Traditional panel placement for flat surfaces [FLAT-S]
The classic way is to orient panel surfaces heading south [FLAT-S]. You will have a strong energy peak around noon and a relatively small production in the morning and evening. If you choose a relatively high angle of attack you need large spaces between the panels.
There are some aids for calculating the necessary spacing deoending on the angle of attack, see this table.
Alternative way of panel placement for flat surfaces [FLAT-EW]

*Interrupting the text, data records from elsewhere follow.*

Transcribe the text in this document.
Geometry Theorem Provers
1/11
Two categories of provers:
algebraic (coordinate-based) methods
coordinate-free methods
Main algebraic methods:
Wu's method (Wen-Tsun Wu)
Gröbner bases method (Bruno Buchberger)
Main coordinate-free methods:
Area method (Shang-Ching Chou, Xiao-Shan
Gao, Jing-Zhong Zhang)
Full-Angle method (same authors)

An alternative way is like this, panel surfaces headig east/west [FLAT-EW]. You will have a more evenly distributed energy production which in many cases matches your daily consumption profile better. Wind forces are smaller and the whole construction can be more light weight. Spave requirement is also smaller so that more panels fit into the same area. The overall energy produced will be slightly less with [FLAT-EW], however. So, if you have a really large battery and a strong concrete floor [FLAT-S] may be a little better. But generally speaking, we have a preference for [FLAT-EW].
In both cases you must be careful not to violate the roof covering, which will usually be a layer of bituminous roofing felt (tar board). You should place an additional layer of this material under the points where the metal pieces of the stands touch the roof. No screws must be used. Just put some paving blocks at the places which are designed for them.

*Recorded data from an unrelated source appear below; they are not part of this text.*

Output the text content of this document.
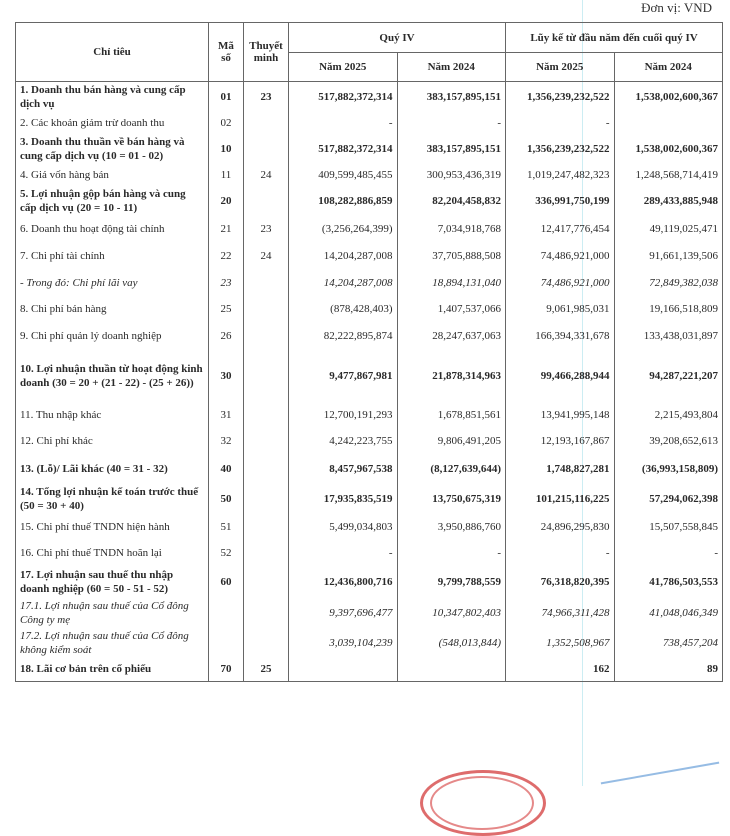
Đơn vị: VND
Chỉ tiêu	Mã số	Thuyết minh	Quý IV		Lũy kế từ đầu năm đến cuối quý IV	
			Năm 2025	Năm 2024	Năm 2025	Năm 2024
1. Doanh thu bán hàng và cung cấp dịch vụ	01	23	517,882,372,314	383,157,895,151	1,356,239,232,522	1,538,002,600,367
2. Các khoản giảm trừ doanh thu	02		-	-	-	
3. Doanh thu thuần về bán hàng và cung cấp dịch vụ (10 = 01 - 02)	10		517,882,372,314	383,157,895,151	1,356,239,232,522	1,538,002,600,367
4. Giá vốn hàng bán	11	24	409,599,485,455	300,953,436,319	1,019,247,482,323	1,248,568,714,419
5. Lợi nhuận gộp bán hàng và cung cấp dịch vụ (20 = 10 - 11)	20		108,282,886,859	82,204,458,832	336,991,750,199	289,433,885,948
6. Doanh thu hoạt động tài chính	21	23	(3,256,264,399)	7,034,918,768	12,417,776,454	49,119,025,471
7. Chi phí tài chính	22	24	14,204,287,008	37,705,888,508	74,486,921,000	91,661,139,506
- Trong đó: Chi phí lãi vay	23		14,204,287,008	18,894,131,040	74,486,921,000	72,849,382,038
8. Chi phí bán hàng	25		(878,428,403)	1,407,537,066	9,061,985,031	19,166,518,809
9. Chi phí quản lý doanh nghiệp	26		82,222,895,874	28,247,637,063	166,394,331,678	133,438,031,897
10. Lợi nhuận thuần từ hoạt động kinh doanh (30 = 20 + (21 - 22) - (25 + 26))	30		9,477,867,981	21,878,314,963	99,466,288,944	94,287,221,207
11. Thu nhập khác	31		12,700,191,293	1,678,851,561	13,941,995,148	2,215,493,804
12. Chi phí khác	32		4,242,223,755	9,806,491,205	12,193,167,867	39,208,652,613
13. (Lỗ)/ Lãi khác (40 = 31 - 32)	40		8,457,967,538	(8,127,639,644)	1,748,827,281	(36,993,158,809)
14. Tổng lợi nhuận kế toán trước thuế (50 = 30 + 40)	50		17,935,835,519	13,750,675,319	101,215,116,225	57,294,062,398
15. Chi phí thuế TNDN hiện hành	51		5,499,034,803	3,950,886,760	24,896,295,830	15,507,558,845
16. Chi phí thuế TNDN hoãn lại	52		-	-	-	-
17. Lợi nhuận sau thuế thu nhập doanh nghiệp (60 = 50 - 51 - 52)	60		12,436,800,716	9,799,788,559	76,318,820,395	41,786,503,553
17.1. Lợi nhuận sau thuế của Cổ đông Công ty mẹ			9,397,696,477	10,347,802,403	74,966,311,428	41,048,046,349
17.2. Lợi nhuận sau thuế của Cổ đông không kiểm soát			3,039,104,239	(548,013,844)	1,352,508,967	738,457,204
18. Lãi cơ bản trên cổ phiếu	70	25			162	89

A combination is possible [FLAT-EW-S]
Although you will not find this constellation frequently it unites the best of two worlds. You would place 80% of your panels EAST/WEST and at the northern side of your area you add one row of panels facing south with a really steep angle (70 degrees or so). They will give high yield in winter when the sun is very low on the horizon. ES-Micro systems support this kind of panel arrangement perfectly because each panel has its own power point tracker. If you plan to have an ES-Hybrid system, however, you should not connect the “winter panels” to one of your two strings because they would create a bottleneck for them in the morning or late afternoon. Instead you should connect these panels to separate micro inverters (ES-Micro). The energy produced by these panels then goes directly into your AC home grid, which means that it cannot be stored in the HV battery of your ES-Hybrid system. But this is not a problem because the main pourpose of these panels is to harvest energy in winter when there is generally less sun light available and you will probably consume the generated energy directly anyway.
Considering weight
The total weight including pavement stones, aluminium rods and panels will be between 12 and 33kg / m² – which is a significant difference. Old panels usually are heavier, and [FLAT-EW] can live with much less ballast weight. Regions wit7h heavy winds need more ballast. Ask an enigneer to check the statics of your building before you decide.

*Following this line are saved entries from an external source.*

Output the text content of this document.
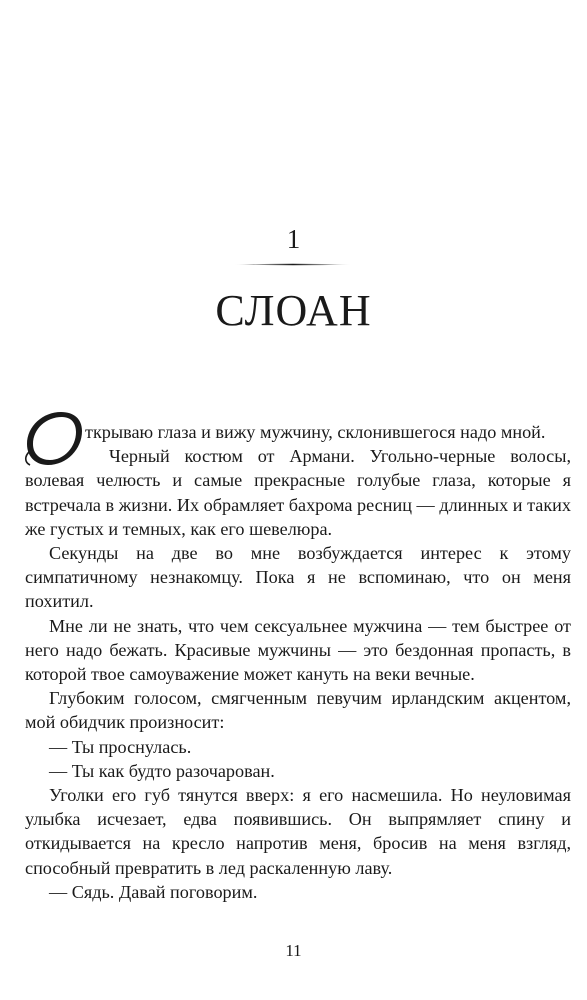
1
СЛОАН

ткрываю глаза и вижу мужчину, склонившегося надо мной.

Черный костюм от Армани. Угольно-черные волосы, волевая челюсть и самые прекрасные голубые глаза, которые я встречала в жизни. Их обрамляет бахрома ресниц — длинных и таких же густых и темных, как его шевелюра.

Секунды на две во мне возбуждается интерес к этому симпатичному незнакомцу. Пока я не вспоминаю, что он меня похитил.

Мне ли не знать, что чем сексуальнее мужчина — тем быстрее от него надо бежать. Красивые мужчины — это бездонная пропасть, в которой твое самоуважение может кануть на веки вечные.

Глубоким голосом, смягченным певучим ирландским акцентом, мой обидчик произносит:

— Ты проснулась.

— Ты как будто разочарован.

Уголки его губ тянутся вверх: я его насмешила. Но неуловимая улыбка исчезает, едва появившись. Он выпрямляет спину и откидывается на кресло напротив меня, бросив на меня взгляд, способный превратить в лед раскаленную лаву.

— Сядь. Давай поговорим.

11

Details on East/ West mounting
It is important to keep some distance between the lower edges of the panels and the roof and also between the top edges of two adjacent edges. This will allow for some air circulation. Hot panels produce less energy than cooler ones.
As you can see the construction shown above has six solid rubber-like pieces which provide places for 12 stones. 2 persons can mount two panels in 10 minutes.
The product shown above is just an example which contains many cleverly designed details. Go and look for similar mounting solutions at your place.
This one is fairly cheap and lead to our estimation of ~40€ / panel.
The ValkBox is another product which you may find interesting.
String Separation and inverter limits
ES-Micro can handle panels with different orientation perfectly. With ES-Hybrid you need to connect all panels facing East to one string and the other ones to the second string. Our ES-Hybrid inverter needs at least 160V in a string for startup. This means that you should have a minimum of 5 or 6 panels in each string. On the other hand you cannot have more than 16 (modern) panels in a string because their idle voltage may go up to 60V and the sum of their idle voltages would become dangerously high (1000V is the tolerable maximum for the inverter).
If you want to have 32 panels facing the same direction you would have to split them into two groups of 16.
The combined placement [FLAT-ESW] would in fact require three strings. As said above you will need a separate string of panels for each direction. The largest ES-Hybrid inverter models (15 kWp) have three power point trackers, the smaller ones only have two of them. Using micro inverters for the south facing panels is a good solution.
Placement on a perfect hip roof
If you have a symmetric hip roof with the same (relatively small) inclination you should really think of putting panels onto each side of your roof. Yes, also on the northern side. These panels will produce 30..40% less energy but panels are so cheap that it is still profitable to use the north facing area. You need four power point trackers for such a roof topology (i.e. two ES-Hybrid inverters). But you would also need the same two inverters if you did not use the northern side of your roof. So the extra cost for integrating the northern area is really only the price for the panels.